It Will Be a Long Time Before the Yankees See Another Player Like Derek Jeter

Jeter's retirement after the 2014 marks the end of an era for the Yankees

Since Babe Ruth first donned pinstripes in 1920, the Yankees have provided each generation with the privilege of watching an iconic player in their lineup on a daily basis.

With Derek Jeter’s announcement that he will retire after the 2014 season, the current era of fans will get one last chance to see a player who helped transform a franchise.

It’s easy to look at the Yankees now and consider anything but a playoff appearance a lost season -- 17 trips to the postseason and five World Series championships in the last 19 years have a way of spoiling a fan base.

But Jeter came to the Yankees in 1995, when the team was going through a championship drought like it hadn’t experienced since it changed its named from the Highlanders to the Yankees in 1913.

A baby-faced Jeter had just 12 hits in 51 plate appearances in 1995, and though he wasn’t on the postseason roster, the Yankees made the playoffs for the first time since 1981.

Entering the 1996 season, impatient owner George Steinbrenner wasn’t convinced Jeter was the answer and nearly traded away a young pitcher by the name of Mariano Rivera to the Seattle Mariners for a more experienced player at shortstop. New manager Joe Torre and the rest of the front office talked Steinbrenner into holding onto Jeter and gave him the starting job.

The rest, as they say, is history.

Jeter would lead the team in hits in 1996 and capture the American League Rookie of the Year trophy, en route to the Yankees’ first World Series ring since 1978. Winning four World Series over the next five seasons -- sporting an unbelievable 16-3 record in the Fall Classic -- the Yankees erupted as the most dominant team in baseball.

The success of the Yankees led to Jeter becoming the face not just of the franchise but of the entire city.

From a cameo on the hit show "Seinfeld" to a hosting gig on "Saturday Night Live," Jeter transcended the game and became a mainstream celebrity. Like Michael Jordan before him, he was signed by Nike and Gatorade to lucrative endorsement deals.

In the tabloids, Jeter was rumored to be romantically linked to the hottest names in modeling, music and Hollywood -- and still is to this day.

Through all the off-the-field headlines, Jeter continued to produce like no other Yankee before him.

Jeter is the franchise’s all-time leader in hits -- surpassing Ruth, Lou Gehrig, Mickey Mantle and Yogi Berra along the way.
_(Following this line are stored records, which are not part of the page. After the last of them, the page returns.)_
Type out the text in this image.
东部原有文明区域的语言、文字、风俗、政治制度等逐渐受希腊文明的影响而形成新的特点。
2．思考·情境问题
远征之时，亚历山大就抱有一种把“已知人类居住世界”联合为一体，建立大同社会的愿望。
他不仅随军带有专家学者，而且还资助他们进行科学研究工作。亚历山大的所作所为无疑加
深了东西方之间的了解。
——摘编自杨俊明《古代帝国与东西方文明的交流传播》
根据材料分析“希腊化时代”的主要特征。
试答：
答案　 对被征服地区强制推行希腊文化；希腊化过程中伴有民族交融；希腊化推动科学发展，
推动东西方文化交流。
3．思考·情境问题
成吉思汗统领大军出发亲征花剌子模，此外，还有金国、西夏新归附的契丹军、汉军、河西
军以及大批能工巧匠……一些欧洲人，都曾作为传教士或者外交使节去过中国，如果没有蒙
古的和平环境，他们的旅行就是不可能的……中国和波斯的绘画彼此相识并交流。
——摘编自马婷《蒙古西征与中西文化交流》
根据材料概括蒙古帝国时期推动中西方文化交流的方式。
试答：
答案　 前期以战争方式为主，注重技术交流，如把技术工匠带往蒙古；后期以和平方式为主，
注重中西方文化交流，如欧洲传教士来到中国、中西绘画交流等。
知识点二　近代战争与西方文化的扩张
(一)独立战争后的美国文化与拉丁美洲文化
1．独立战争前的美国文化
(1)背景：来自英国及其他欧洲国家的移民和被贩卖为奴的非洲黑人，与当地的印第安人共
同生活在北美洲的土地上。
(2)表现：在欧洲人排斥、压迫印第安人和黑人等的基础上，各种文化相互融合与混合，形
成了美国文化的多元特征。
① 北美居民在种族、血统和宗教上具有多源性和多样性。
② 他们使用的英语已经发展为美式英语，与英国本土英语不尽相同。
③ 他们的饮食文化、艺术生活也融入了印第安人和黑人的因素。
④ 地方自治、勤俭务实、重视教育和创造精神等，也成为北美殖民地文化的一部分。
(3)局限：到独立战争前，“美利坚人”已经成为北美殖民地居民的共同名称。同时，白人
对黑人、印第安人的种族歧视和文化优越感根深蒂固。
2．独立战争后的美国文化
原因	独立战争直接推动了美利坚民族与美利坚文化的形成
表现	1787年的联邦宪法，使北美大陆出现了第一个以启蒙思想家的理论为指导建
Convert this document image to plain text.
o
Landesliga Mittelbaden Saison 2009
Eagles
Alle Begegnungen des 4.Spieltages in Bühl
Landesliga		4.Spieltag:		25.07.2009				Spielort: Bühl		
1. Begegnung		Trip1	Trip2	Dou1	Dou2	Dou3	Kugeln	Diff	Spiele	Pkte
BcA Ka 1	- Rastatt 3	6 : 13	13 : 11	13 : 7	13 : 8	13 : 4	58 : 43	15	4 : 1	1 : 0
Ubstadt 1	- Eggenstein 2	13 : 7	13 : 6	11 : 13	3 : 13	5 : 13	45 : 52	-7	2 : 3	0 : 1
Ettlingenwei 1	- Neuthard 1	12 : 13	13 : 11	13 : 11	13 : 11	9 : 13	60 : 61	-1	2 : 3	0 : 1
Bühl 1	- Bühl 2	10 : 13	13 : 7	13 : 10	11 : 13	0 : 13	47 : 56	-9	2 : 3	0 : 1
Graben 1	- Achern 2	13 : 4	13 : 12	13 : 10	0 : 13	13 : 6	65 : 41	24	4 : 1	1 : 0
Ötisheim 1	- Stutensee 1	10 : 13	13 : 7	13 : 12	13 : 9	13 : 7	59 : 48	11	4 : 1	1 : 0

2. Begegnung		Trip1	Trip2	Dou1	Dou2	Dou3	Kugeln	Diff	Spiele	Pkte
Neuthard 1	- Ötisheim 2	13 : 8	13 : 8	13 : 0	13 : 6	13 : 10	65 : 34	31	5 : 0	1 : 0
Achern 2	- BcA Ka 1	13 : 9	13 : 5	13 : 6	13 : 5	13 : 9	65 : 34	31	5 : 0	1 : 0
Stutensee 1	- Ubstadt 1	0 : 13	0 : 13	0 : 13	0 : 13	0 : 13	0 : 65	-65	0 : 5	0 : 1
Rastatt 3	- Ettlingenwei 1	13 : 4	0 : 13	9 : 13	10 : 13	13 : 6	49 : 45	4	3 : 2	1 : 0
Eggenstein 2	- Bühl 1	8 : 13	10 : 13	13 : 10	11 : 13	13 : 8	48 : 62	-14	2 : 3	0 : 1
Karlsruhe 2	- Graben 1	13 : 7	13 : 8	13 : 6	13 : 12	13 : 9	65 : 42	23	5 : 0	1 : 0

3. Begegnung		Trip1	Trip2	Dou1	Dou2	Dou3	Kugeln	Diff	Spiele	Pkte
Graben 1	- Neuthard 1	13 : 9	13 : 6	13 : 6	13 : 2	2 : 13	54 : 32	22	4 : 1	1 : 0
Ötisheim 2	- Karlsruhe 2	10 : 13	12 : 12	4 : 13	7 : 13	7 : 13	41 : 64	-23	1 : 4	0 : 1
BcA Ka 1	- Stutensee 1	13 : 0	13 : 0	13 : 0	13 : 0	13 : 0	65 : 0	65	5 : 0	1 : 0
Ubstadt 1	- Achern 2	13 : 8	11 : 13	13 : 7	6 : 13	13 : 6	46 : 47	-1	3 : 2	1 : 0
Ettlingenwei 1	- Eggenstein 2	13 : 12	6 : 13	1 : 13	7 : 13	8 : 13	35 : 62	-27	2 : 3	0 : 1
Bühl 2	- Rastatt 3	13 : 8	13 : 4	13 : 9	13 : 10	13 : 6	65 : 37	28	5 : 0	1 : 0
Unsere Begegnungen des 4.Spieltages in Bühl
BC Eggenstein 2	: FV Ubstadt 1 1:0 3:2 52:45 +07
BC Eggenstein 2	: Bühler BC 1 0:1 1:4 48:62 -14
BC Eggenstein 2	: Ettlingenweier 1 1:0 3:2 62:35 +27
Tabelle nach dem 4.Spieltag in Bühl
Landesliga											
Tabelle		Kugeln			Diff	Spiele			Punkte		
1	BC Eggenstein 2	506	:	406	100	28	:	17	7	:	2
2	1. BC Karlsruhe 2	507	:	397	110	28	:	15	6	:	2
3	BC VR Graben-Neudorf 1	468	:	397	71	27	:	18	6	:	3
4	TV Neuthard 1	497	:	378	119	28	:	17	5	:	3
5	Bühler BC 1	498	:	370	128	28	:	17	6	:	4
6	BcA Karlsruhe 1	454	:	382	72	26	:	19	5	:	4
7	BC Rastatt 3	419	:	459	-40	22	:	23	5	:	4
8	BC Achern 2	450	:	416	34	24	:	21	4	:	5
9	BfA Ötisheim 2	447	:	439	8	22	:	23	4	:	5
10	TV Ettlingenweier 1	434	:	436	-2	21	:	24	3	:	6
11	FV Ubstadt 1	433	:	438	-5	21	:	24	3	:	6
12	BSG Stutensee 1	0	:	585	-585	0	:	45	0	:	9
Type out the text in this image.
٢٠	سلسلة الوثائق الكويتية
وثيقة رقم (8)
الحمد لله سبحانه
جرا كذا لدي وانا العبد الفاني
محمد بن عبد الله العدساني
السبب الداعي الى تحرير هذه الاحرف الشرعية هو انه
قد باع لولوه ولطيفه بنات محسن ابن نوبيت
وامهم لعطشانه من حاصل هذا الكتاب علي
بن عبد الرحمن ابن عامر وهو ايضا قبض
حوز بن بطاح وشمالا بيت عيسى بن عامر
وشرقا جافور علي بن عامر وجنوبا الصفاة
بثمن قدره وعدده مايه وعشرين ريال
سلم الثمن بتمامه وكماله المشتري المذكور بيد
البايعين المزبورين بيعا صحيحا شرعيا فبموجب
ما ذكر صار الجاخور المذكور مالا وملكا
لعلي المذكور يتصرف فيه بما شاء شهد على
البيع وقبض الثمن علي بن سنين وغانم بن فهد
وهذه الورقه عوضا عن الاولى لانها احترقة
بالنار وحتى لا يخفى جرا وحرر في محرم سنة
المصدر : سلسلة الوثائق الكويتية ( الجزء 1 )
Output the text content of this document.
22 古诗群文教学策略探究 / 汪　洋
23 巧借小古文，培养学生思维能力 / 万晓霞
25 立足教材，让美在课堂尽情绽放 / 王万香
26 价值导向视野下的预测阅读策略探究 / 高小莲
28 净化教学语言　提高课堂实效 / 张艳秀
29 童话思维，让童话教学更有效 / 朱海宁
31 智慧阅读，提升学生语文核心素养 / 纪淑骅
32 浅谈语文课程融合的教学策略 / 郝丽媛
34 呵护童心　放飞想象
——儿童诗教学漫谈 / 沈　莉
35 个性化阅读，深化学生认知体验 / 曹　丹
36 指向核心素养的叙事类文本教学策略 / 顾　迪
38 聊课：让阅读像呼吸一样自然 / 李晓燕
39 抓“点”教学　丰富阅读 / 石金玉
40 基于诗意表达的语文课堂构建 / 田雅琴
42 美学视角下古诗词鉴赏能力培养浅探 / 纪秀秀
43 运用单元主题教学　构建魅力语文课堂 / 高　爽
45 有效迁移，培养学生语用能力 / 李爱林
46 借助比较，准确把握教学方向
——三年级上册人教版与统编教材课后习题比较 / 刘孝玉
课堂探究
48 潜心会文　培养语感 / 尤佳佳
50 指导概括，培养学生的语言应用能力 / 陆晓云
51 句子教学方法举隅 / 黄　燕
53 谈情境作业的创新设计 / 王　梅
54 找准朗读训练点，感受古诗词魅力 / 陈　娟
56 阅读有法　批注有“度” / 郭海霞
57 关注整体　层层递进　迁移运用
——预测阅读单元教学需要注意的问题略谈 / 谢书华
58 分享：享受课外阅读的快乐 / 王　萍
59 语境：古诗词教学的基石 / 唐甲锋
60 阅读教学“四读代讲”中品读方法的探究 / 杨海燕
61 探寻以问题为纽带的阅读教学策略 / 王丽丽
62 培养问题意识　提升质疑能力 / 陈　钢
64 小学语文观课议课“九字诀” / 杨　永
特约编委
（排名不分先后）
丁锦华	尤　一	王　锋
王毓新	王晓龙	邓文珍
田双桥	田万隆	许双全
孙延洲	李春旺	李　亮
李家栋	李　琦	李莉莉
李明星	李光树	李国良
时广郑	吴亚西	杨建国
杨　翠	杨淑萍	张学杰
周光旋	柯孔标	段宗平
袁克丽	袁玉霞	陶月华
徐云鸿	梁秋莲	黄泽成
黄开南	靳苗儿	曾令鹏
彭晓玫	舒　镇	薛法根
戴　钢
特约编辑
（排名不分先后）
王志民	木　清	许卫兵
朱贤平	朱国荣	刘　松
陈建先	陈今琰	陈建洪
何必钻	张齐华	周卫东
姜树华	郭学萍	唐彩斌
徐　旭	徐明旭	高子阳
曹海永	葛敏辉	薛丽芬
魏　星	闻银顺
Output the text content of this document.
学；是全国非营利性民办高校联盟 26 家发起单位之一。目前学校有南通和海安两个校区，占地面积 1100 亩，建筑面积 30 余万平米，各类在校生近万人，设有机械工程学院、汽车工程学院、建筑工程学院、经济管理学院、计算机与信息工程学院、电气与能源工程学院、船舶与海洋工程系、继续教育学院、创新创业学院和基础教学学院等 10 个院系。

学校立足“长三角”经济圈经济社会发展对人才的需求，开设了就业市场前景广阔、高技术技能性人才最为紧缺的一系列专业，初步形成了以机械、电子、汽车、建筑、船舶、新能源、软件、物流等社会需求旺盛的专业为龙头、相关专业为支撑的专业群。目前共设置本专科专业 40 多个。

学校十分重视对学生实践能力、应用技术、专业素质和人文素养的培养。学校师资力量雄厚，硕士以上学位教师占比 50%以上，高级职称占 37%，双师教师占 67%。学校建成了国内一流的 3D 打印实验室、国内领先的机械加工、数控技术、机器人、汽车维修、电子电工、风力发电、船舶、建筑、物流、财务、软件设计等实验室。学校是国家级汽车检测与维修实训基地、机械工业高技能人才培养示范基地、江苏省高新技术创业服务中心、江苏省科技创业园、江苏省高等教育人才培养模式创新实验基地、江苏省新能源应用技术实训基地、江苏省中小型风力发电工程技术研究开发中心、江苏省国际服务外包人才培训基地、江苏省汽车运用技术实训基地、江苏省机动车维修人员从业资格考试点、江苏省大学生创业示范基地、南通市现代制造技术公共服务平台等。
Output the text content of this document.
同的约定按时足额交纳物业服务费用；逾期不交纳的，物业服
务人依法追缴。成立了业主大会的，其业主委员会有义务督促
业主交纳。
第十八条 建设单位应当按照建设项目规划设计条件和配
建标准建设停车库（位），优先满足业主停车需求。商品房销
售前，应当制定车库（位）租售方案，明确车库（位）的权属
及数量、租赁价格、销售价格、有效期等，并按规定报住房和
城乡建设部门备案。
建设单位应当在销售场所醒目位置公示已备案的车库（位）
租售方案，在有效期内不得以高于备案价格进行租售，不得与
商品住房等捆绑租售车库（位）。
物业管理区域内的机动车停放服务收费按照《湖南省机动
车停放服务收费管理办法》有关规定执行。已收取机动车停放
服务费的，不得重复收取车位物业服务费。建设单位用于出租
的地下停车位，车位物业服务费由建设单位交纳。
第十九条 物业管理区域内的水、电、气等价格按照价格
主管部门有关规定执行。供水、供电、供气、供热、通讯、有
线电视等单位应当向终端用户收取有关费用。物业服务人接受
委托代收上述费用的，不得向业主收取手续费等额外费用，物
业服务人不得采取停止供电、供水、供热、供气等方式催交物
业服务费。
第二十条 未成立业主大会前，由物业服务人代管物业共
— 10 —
With more doubles than Joe DiMaggio and Don Mattingly, he is just nine doubles shy of tying Gehrig for the most in team history.

A 13-time AL All-Star and two-time World Series Most Valuable Player, Jeter was always one of the best players in the game -- yet he seemed magically to take his game to the next level when it mattered most.

No player in MLB history has more hits, doubles, triples or runs scored in the playoffs than Jeter, and his five World Series rings are the sixth-most all-time.

From his miraculous flip to home plate in throwing out Jeremy Giambi in the 2001 AL Division Series to recklessly running into the stands to make a diving catch against the Boston Red Sox in 2004, Jeter's tremendous sense of the moment allowed him to make more than a few defensive plays he had no business making.

With New York grieving in the days after 9/11, Jeter and the Yankees provided a much-needed distraction when they clinched a berth in the 2001 World Series. The tragedy forced the season to be delayed and marked the first time the World Series would ever be played in November.

And though the team would end up losing in seven games to the Arizona Diamondbacks, Jeter’s game-winning home run in Game Four, just after the clock struck midnight and turned the calendar over to November, sent the town into a frenzy and gave birth to the nickname “Mr. November.”

In a clubhouse with longtime teammates Rivera, Bernie Williams, Jorge Posada and Andy Pettite, Jeter’s grit and cool demeanor made him the undeniable leader. He wasn’t just given the title of team captain. He earned it.

Whenever the Yankees decide to hold the ceremony, Jeter’s number is a lock to be retired along with all the other legendary single-digit immortals that line the wall in Monument Park at Yankee Stadium. And at a time when so many greats are being kept out of Cooperstown due to steroid allegations, Jeter’s clean reputation and more than 3,000 hits throughout his career make him a likely rare first-ballot Hall of Famer.

After 19 years, it’s hard to imagine the Yankees without Jeter in the everyday lineup. An injury-plagued 2013 made the transition seem a little more inevitable, though his announcement has a sense of reality attached to it more striking than anyone could’ve imagined.

It’s not hyperbole to say it will be a long time before we see anyone like Jeter in a Yankee uniform again. With Robinson Cano’s departure and no standout prospects in the pipeline, there’s no telling when the next time is we’ll see a player homegrown by the team who can cement their name into the Yankees’ storied record books.

The Yankees can spend however much they want on free agents, but there’s only one Jeter -- and his contributions to the team, as well as to the game of baseball, have been priceless.